To explore this type of overmatching further, consider a matched case-control study of a binary exposure, with one control matched to each case on one or more confounders. Each stratum in the analysis will consist of one case and one control unless some strata can be combined. If the case and its matched control are either both exposed or both unexposed, one margin of the 2 x 2 table will be 0 ... such a pair of subjects will not contribute any information to the analysis. If one stratifies on correlates of exposure, one will increase the chance that such tables will occur and thus tend to increase the information lost in stratified analysis.
2: This is partially discussed by AndyW. Matching on an intermediate factor will bias your estimate, as will matching on something affected by both the exposure and outcome. This is essentially controlling on a collider, and any technique that does so will bias your estimate.
If, however, the potential matching factor is affected by exposure and the factor in turn affects disease (i.e., is an intermediate variable), or is affected by both exposure and disease, then matching on the factor will bias both the crude and adjusted effect estimates. In these situations, case-control matching is nothing more than an irreparable form of selection bias.
3: This is more of a study design problem.

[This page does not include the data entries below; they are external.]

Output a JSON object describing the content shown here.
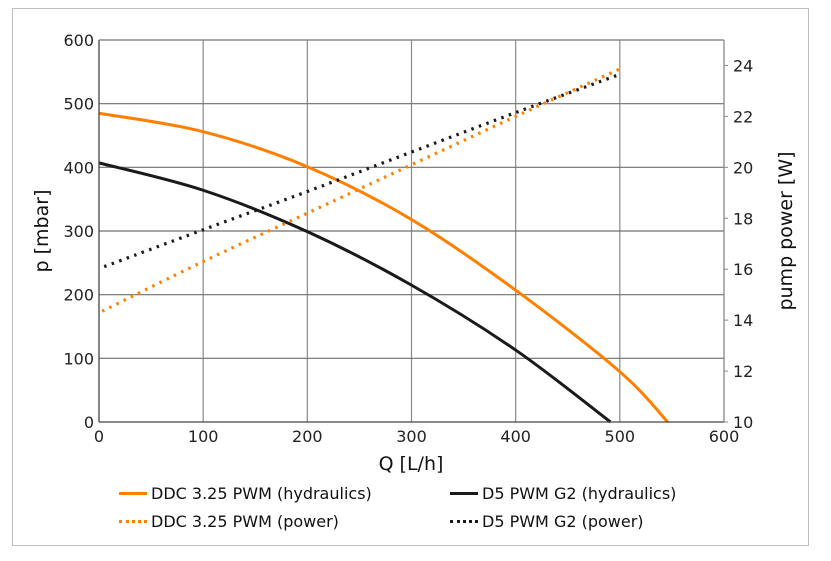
{
  "chart_data": {
    "type": "line",
    "title": "",
    "xlabel": "Q [L/h]",
    "ylabel": "p [mbar]",
    "y2label": "pump power [W]",
    "xlim": [
      0,
      600
    ],
    "ylim": [
      0,
      600
    ],
    "y2lim": [
      10,
      25
    ],
    "xticks": [
      "0",
      "100",
      "200",
      "300",
      "400",
      "500",
      "600"
    ],
    "yticks": [
      "0",
      "100",
      "200",
      "300",
      "400",
      "500",
      "600"
    ],
    "y2ticks": [
      "10",
      "12",
      "14",
      "16",
      "18",
      "20",
      "22",
      "24"
    ],
    "grid": true,
    "legend_position": "bottom",
    "series": [
      {
        "name": "DDC 3.25 PWM (hydraulics)",
        "axis": "left",
        "style": "solid",
        "color": "#ff8000",
        "x": [
          0,
          100,
          200,
          300,
          400,
          500,
          546
        ],
        "y": [
          485,
          456,
          401,
          318,
          207,
          79,
          0
        ]
      },
      {
        "name": "D5 PWM G2 (hydraulics)",
        "axis": "left",
        "style": "solid",
        "color": "#1a1a1a",
        "x": [
          0,
          100,
          200,
          300,
          400,
          491
        ],
        "y": [
          407,
          364,
          299,
          215,
          113,
          0
        ]
      },
      {
        "name": "DDC 3.25 PWM (power)",
        "axis": "right",
        "style": "dotted",
        "color": "#ff8000",
        "x": [
          3,
          100,
          200,
          300,
          400,
          502
        ],
        "y": [
          14.35,
          16.3,
          18.2,
          20.1,
          22.0,
          23.9
        ]
      },
      {
        "name": "D5 PWM G2 (power)",
        "axis": "right",
        "style": "dotted",
        "color": "#1a1a1a",
        "x": [
          5,
          100,
          200,
          300,
          400,
          500
        ],
        "y": [
          16.1,
          17.55,
          19.05,
          20.6,
          22.15,
          23.65
        ]
      }
    ]
  }
}
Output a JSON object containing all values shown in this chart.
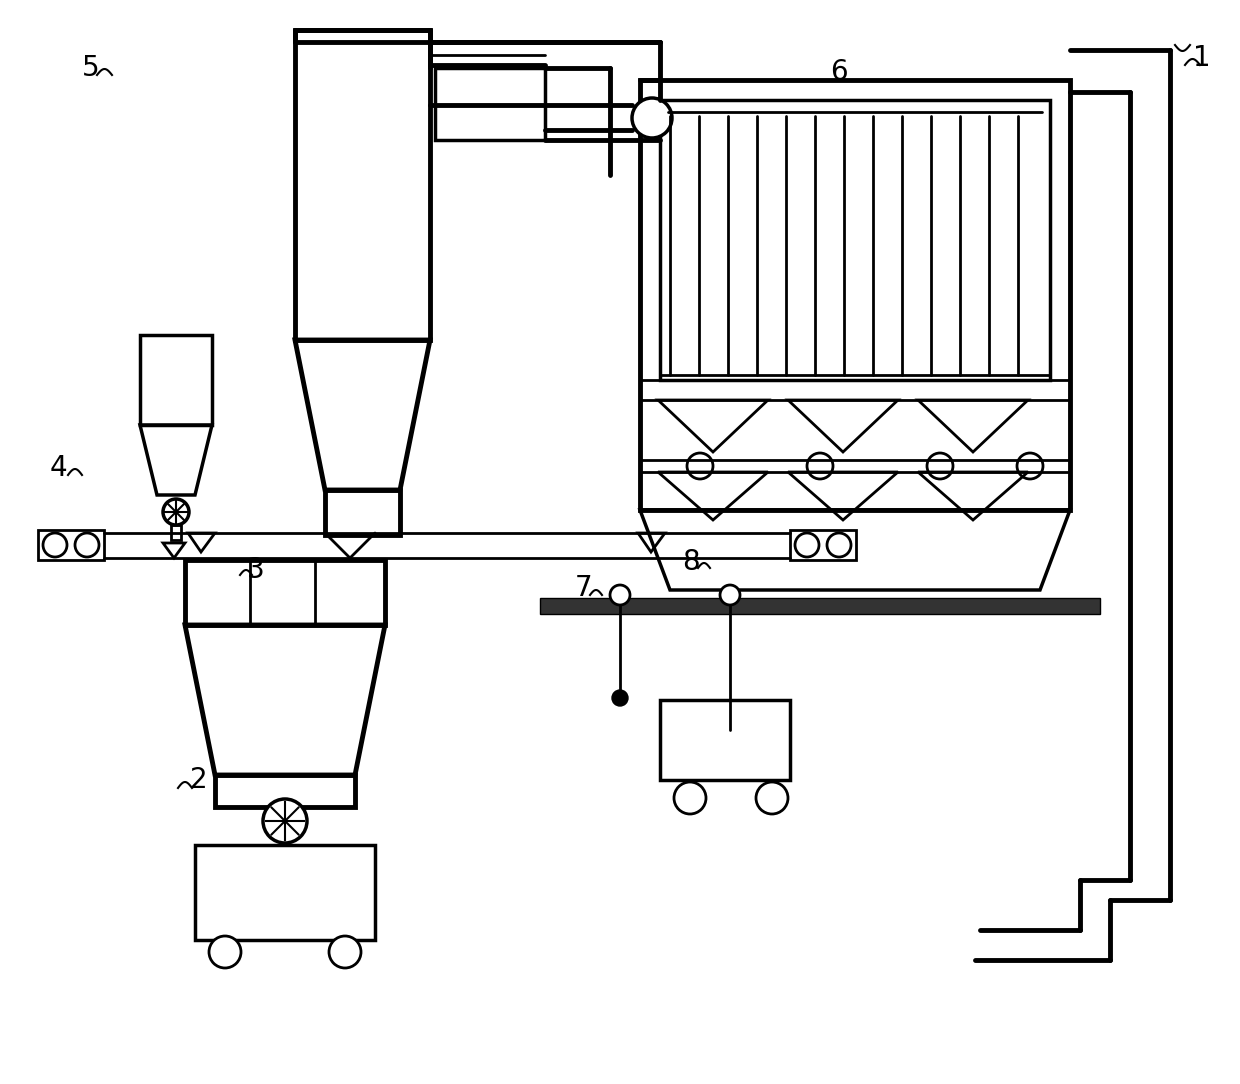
{
  "bg_color": "#ffffff",
  "lc": "#000000",
  "lw": 2.0,
  "lw3": 3.0,
  "lw4": 4.0
}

Extensively matching on variables that you needn't match on for reasons 1 & 2 can cause you to reject easily obtained controls (friends, family, nearby social network, etc.) in favor of far harder to obtain controls that can be matched on the unnecessary set of covariates. That costs money - money that could have been spent on more subjects, better exposure or disease ascertainment, etc., for no appreciable gain in bias or precision, and indeed having threatened both.